“When you teach someone to swim, you don’t just throw them in the deep end and hope they do great”
– Abby Anderson
Executive director, Connecticut Juvenile Justice Alliance, the USA
The European Court of Human Rights has considered the age of criminal responsibility and the right to a fair trial in the case of T V vs. United Kingdom (See T and V vs. UK Application no. 24724/94 – http://www.echr.coe.int/echr/) involving an eleven year old boy charged with murder of a two year old. The court held that the formality and ritual of the adult court was incomprehensible and intimidating for a child and that the right to fair trail had been violated, even though the boy was represented by skilled and experienced lawyers. In the light of the lack of juvenile courts in Georgia, and the lack of specialized juvenile lawyers and judges, much the same criticism could be leveled at the Georgian system, and any challenge to the European Court would have a good chance of success.
Georgia became a member of the UN Treaty Convention on the Child`s Rights on 2 June, 1994. The country reports were submitted to the United Nations Committee on the Rights of the Child in 1998 and in 2003. The Committee published comments on the second report and expressed deep regret that Georgia had not considered the UN recommendations on the previous report and the Juvenile Justice was executed with the bad practice against the International Standards and with the violations of the children`s rights (http://www.unhchr.ch/tbs/doc.nsf/(Symbol)/CRC.C.15.Add.222.En?OpenDocument).

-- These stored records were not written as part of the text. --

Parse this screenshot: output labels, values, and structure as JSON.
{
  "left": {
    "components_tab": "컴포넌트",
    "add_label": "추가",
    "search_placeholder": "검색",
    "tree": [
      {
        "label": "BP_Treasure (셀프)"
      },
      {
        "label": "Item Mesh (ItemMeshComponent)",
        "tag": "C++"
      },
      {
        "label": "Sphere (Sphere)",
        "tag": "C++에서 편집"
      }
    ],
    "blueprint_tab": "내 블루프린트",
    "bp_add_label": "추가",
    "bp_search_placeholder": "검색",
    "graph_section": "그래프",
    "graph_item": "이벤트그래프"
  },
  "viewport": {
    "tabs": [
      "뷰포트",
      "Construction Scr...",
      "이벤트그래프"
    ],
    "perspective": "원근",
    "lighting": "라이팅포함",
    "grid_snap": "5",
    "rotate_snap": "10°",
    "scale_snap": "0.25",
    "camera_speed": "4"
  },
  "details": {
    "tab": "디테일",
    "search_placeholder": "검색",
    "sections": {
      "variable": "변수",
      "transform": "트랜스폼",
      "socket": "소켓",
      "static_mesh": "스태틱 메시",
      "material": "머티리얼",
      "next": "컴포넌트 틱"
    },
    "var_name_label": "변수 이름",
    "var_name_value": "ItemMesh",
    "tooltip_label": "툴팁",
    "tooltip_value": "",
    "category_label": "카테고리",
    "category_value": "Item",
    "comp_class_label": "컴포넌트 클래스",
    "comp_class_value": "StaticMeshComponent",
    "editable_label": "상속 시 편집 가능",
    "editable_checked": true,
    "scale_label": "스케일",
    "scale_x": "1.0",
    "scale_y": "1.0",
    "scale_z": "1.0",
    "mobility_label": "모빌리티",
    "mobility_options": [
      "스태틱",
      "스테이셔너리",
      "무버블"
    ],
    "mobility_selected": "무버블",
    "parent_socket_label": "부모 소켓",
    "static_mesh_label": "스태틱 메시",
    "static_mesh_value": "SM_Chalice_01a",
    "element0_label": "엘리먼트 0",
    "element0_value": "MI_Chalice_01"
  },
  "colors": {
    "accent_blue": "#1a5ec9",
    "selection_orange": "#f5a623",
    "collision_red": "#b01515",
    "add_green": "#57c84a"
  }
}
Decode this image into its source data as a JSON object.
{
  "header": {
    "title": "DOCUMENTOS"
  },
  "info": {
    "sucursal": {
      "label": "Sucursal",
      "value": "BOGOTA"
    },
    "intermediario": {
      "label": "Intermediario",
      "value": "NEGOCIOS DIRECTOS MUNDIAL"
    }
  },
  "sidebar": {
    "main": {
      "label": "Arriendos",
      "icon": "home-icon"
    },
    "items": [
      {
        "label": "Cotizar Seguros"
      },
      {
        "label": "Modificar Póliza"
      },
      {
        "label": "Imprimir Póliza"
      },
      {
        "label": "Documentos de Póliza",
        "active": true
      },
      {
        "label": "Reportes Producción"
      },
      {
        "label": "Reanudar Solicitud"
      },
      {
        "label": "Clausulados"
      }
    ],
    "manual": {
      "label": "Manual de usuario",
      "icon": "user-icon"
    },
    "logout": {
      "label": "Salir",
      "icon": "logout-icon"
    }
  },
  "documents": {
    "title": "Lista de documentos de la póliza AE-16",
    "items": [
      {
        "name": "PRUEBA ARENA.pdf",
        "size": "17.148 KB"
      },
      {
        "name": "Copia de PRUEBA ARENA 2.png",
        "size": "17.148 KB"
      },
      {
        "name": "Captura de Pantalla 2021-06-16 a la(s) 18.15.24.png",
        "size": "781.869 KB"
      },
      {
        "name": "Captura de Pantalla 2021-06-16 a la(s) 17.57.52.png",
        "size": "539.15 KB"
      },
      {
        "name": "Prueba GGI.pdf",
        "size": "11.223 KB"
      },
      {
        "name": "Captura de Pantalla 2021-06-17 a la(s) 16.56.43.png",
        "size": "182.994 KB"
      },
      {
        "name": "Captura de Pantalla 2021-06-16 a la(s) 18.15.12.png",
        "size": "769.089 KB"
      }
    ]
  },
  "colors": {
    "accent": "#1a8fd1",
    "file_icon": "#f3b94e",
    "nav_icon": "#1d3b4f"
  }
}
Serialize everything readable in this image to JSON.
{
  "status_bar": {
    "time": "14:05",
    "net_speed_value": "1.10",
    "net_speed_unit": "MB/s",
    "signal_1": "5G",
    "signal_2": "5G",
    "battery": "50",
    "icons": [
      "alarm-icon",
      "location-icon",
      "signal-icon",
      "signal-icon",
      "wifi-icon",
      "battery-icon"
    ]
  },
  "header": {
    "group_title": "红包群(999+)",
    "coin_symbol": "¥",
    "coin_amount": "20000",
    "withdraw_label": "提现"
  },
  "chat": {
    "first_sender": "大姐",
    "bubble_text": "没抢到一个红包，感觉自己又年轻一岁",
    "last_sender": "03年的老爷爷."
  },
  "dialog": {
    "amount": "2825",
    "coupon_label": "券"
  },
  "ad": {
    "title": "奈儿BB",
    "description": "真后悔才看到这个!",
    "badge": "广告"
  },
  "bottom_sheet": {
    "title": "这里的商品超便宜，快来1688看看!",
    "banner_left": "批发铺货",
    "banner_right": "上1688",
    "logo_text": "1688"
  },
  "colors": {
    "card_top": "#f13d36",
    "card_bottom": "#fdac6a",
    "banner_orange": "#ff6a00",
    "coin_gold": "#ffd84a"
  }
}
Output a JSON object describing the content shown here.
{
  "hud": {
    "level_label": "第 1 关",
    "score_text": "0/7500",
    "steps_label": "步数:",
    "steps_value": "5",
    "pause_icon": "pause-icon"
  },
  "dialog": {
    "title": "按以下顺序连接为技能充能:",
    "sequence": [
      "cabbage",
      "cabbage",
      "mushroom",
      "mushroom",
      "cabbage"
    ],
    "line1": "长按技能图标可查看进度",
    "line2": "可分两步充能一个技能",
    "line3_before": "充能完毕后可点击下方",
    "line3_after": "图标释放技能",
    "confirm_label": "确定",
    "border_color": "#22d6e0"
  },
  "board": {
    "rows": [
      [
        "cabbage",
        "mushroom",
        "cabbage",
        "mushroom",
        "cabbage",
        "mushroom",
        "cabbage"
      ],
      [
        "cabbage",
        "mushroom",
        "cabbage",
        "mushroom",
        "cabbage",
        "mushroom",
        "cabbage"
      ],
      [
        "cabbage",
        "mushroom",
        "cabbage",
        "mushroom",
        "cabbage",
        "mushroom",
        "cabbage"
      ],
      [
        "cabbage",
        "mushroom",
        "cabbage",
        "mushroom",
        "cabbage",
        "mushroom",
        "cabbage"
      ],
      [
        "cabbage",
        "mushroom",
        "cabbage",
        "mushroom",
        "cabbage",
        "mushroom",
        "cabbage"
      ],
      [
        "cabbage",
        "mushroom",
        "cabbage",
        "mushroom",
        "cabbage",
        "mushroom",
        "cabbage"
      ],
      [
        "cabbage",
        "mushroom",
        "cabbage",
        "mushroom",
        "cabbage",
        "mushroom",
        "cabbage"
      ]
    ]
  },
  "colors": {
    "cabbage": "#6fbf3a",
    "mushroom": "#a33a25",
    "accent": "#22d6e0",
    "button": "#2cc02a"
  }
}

In 2007 the amendments, made in the Criminal Code of Georgia which reduced the age of criminal responsibility from 14 to 12, caused considerable concerns in the light of the failure to implement the Conventions provisions. After the regrets declared by the UNCRC and national and international human rights organizations, this amendment is currently on moratorium and the Parliament of Georgia is discussing about restoring the age of criminal responsibility again to 14.
Compared with the Western Europe, Georgia has a very low number of juvenile prosecutions. However, it does have a high rate of imprisonment for juveniles as shown (http://www.mcla.gov.ge).
2004 | 2005 | 2006 | 2007 | 2008 | 2009 -03.2010 |
|
Number of convicted juveniles |
598 | 475 | 1002 | 1060 | 1166 | 403 |
Deprivation of liberty |
140 | 104 | 340 | 426 | 381 | 133 |
Imprisonment (5-15 years) |
14,3% | 17,3% | 32,5% | 32,0% | 25,0% | —– |
Murders | 5 | 5 | 21 | 40 | 31 | 15 |
Bodily Damage |
8 | 3 | 14 | 9 | 17 | 8 |
Theft | 286 | 299 | 575 | 551 | 619 | 204 |
Hooliganism (beatings, verbal assault) |
13 | 12 | 42 | 43 | 63 | 22 |
Narcotic crime |
24 | 8 | 21 | 22 | 32 | 6 |
The comparable figure for England and Wales (which has one of the highest rates of imprisonment in the Western Europe) is approximately 9%. In England, the maximum length of sentence for a juvenile is two years (of which one year is spent in the community under supervision), unless the juvenile has committed a very serious offence against the person, such as murder.
The minimum sentence for children placed at the Juvenile Correctional Center is six months, but very small number of the children is given a minimum sentence. Because the sentence of imprisonment given to children is generally three years or more, it was estimated that about 60% of the children will move into adult prisons.
At present the current system of juvenile justice in Georgia which is largely still the system implemented under Soviet rule provides too little discretion, flexibility and alternatives to criminalization to meet human rights standards. Children are tried in adult courts under the same procedure and conditions as applying to adult offenders. The Criminal Code of Georgia provides the judge with a range of possible non-custodial sanctions when sentencing, but in practice, the options are few, and there are an inadequate range of alternatives to detention (www.childrenslegalcentre.com/International+programmes/…/JuvenileJustice)
The urgency of reform of the existing legislation and the overall system and practice of the juvenile justice is on the face. The children should not receive “adult time for adult crime” but they should “be treated in a manner consistent with the promotion of the child’s sense of dignity and worth, which reinforces the child’s respect for the human rights and fundamental freedoms of others and which takes into account the child’s age and the desirability of promoting the child’s reintegration and the child’s assuming a constructive role in society” (Art. 40 of the UN Convention on the Child`s Rights).
The mentioned problem of the treatment of child offenders as adult criminals in justice system is common for many UN Member States. Although, there have been major advances in the understanding of adolescent offending in many of the States, but with few exceptions, these understandings have not yet been translated into legislations.
Discussion Points:
- Are there any exceptions when the existing mentality of “Adult time for adult crime” is justifiable to exercise?
- How is it in other countries?
- To change this mentality is a matter of policy and when the governments are doing nothing, can NGOs and independent human rights defenders assist the process of reformation and push the government to changes?
- How important is international cooperation and share of experiences for changing the “adult time for adult crime” mentality?